Since moving to the Cubs, Guerrier, who struggled with the Dodgers, has sliced his ERA in half and improved his performance as a late-game reliever on all fronts. But, as one of the many new names on the slowly growing team, he isn’t alone.

Just this month, the Cubs have acquired 21 players. Those players are taking advantage of what they’ve been given: a new start on a dynamically changing ballclub, one whose general manager projects will be a World Series contender in a handful of years.

“You go in with a clean slate and an open mind to go forward and help the team win,” reliever Kevin Gregg said, “so that helps guys get a fresh start.”

Gregg, who’s now been with five major league teams, pitched for the Baltimore Orioles in the two seasons before the Cubs signed him in April.
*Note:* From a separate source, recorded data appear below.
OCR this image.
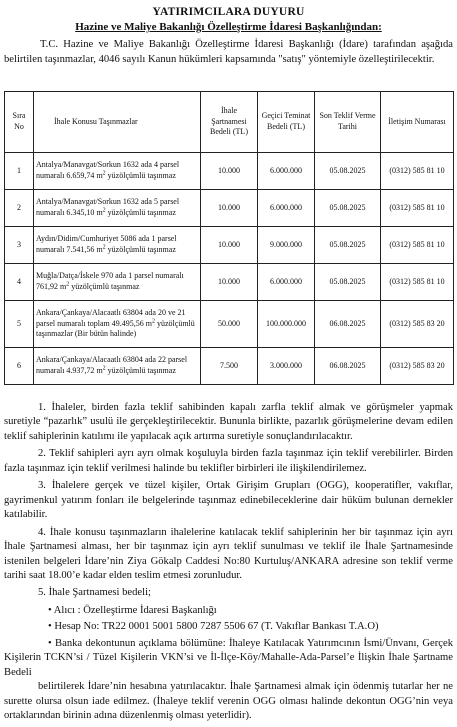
YATIRIMCILARA DUYURU
Hazine ve Maliye Bakanlığı Özelleştirme İdaresi Başkanlığından:
T.C. Hazine ve Maliye Bakanlığı Özelleştirme İdaresi Başkanlığı (İdare) tarafından aşağıda belirtilen taşınmazlar, 4046 sayılı Kanun hükümleri kapsamında "satış" yöntemiyle özelleştirilecektir.
Sıra No	İhale Konusu Taşınmazlar	İhale Şartnamesi Bedeli (TL)	Geçici Teminat Bedeli (TL)	Son Teklif Verme Tarihi	İletişim Numarası
1	Antalya/Manavgat/Sorkun 1632 ada 4 parsel numaralı 6.659,74 $m^2$ yüzölçümlü taşınmaz	10.000	6.000.000	05.08.2025	(0312) 585 81 10
2	Antalya/Manavgat/Sorkun 1632 ada 5 parsel numaralı 6.345,10 $m^2$ yüzölçümlü taşınmaz	10.000	6.000.000	05.08.2025	(0312) 585 81 10
3	Aydın/Didim/Cumhuriyet 5086 ada 1 parsel numaralı 7.541,56 $m^2$ yüzölçümlü taşınmaz	10.000	9.000.000	05.08.2025	(0312) 585 81 10
4	Muğla/Datça/İskele 970 ada 1 parsel numaralı 761,92 $m^2$ yüzölçümlü taşınmaz	10.000	6.000.000	05.08.2025	(0312) 585 81 10
5	Ankara/Çankaya/Alacaatlı 63804 ada 20 ve 21 parsel numaralı toplam 49.495,56 $m^2$ yüzölçümlü taşınmazlar (Bir bütün halinde)	50.000	100.000.000	06.08.2025	(0312) 585 83 20
6	Ankara/Çankaya/Alacaatlı 63804 ada 22 parsel numaralı 4.937,72 $m^2$ yüzölçümlü taşınmaz	7.500	3.000.000	06.08.2025	(0312) 585 83 20

1. İhaleler, birden fazla teklif sahibinden kapalı zarfla teklif almak ve görüşmeler yapmak suretiyle “pazarlık” usulü ile gerçekleştirilecektir. Bununla birlikte, pazarlık görüşmelerine devam edilen teklif sahiplerinin katılımı ile yapılacak açık artırma suretiyle sonuçlandırılacaktır.

2. Teklif sahipleri ayrı ayrı olmak koşuluyla birden fazla taşınmaz için teklif verebilirler. Birden fazla taşınmaz için teklif verilmesi halinde bu teklifler birbirleri ile ilişkilendirilemez.

3. İhalelere gerçek ve tüzel kişiler, Ortak Girişim Grupları (OGG), kooperatifler, vakıflar, gayrimenkul yatırım fonları ile belgelerinde taşınmaz edinebileceklerine dair hüküm bulunan dernekler katılabilir.

4. İhale konusu taşınmazların ihalelerine katılacak teklif sahiplerinin her bir taşınmaz için ayrı İhale Şartnamesi alması, her bir taşınmaz için ayrı teklif sunulması ve teklif ile İhale Şartnamesinde istenilen belgeleri İdare’nin Ziya Gökalp Caddesi No:80 Kurtuluş/ANKARA adresine son teklif verme tarihi saat 18.00’e kadar elden teslim etmesi zorunludur.

5. İhale Şartnamesi bedeli;

• Alıcı : Özelleştirme İdaresi Başkanlığı

• Hesap No: TR22 0001 5001 5800 7287 5506 67 (T. Vakıflar Bankası T.A.O)

• Banka dekontunun açıklama bölümüne: İhaleye Katılacak Yatırımcının İsmi/Ünvanı, Gerçek Kişilerin TCKN’si / Tüzel Kişilerin VKN’si ve İl-İlçe-Köy/Mahalle-Ada-Parsel’e İlişkin İhale Şartname Bedeli

belirtilerek İdare’nin hesabına yatırılacaktır. İhale Şartnamesi almak için ödenmiş tutarlar her ne surette olursa olsun iade edilmez. (İhaleye teklif verenin OGG olması halinde dekontun OGG’nin veya ortaklarından birinin adına düzenlenmiş olması yeterlidir).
Then, his ERA floated in the 4s. This year, it’s fallen to a sturdy 2.68.

Gregg thinks he’s improved because of the new location and after his quick transition to the clean setting.

“It just takes time,” he said. “You pretty much know everybody across the field anyways, so it makes an easy transition.”

The latest Cub to make the transition is right-hander Jake Arrieta, who made his first start with the Cubs on Tuesday night. Arrieta’s debut was favorable – he smothered Milwaukee in a two-hit no-decision – and part of that is because of the new team, he says.

Arrieta, who left Baltimore and his 7.23 ERA in a trade earlier this month.

When starting with a new ballclub, players have realized their chance to build from the ground, but with the Cubs, they also noticed a change in culture.

“I didn’t feel that [L.A.’s] staff had a lot of confidence in me, so I tried ... to prove to them something that I didn’t have to,” Guerrier said. “When I came here, I felt that I was wanted and trusted to just go out there and do what I normally do.”

Nate Schierholtz, the Cubs’ right fielder, is in the midst of a career-best season after leaving the Giants in the offseason. He’s also noticed the Cubs’ baseball culture and is thankful for the atmosphere in which he’s playing.

“I think there’s always the element where you want to show them what you can do especially when you come off the bench most of your career,” he said. “For me, it was getting comfortable here quick, which I was able to because there are a lot of great guys, good clubhouse, good coaching staff.”

Schierholtz could be one of the Cubs dealt by the deadline, which means he might have to start over, all over again. Nonetheless, he’s still thankful for his time in Chicago.

“They’ve treated me great [and] given me everything I could ask for as far as opportunities to play a lot,” he said. “I’m thankful for that, and I’m trying to make the most of my opportunity.”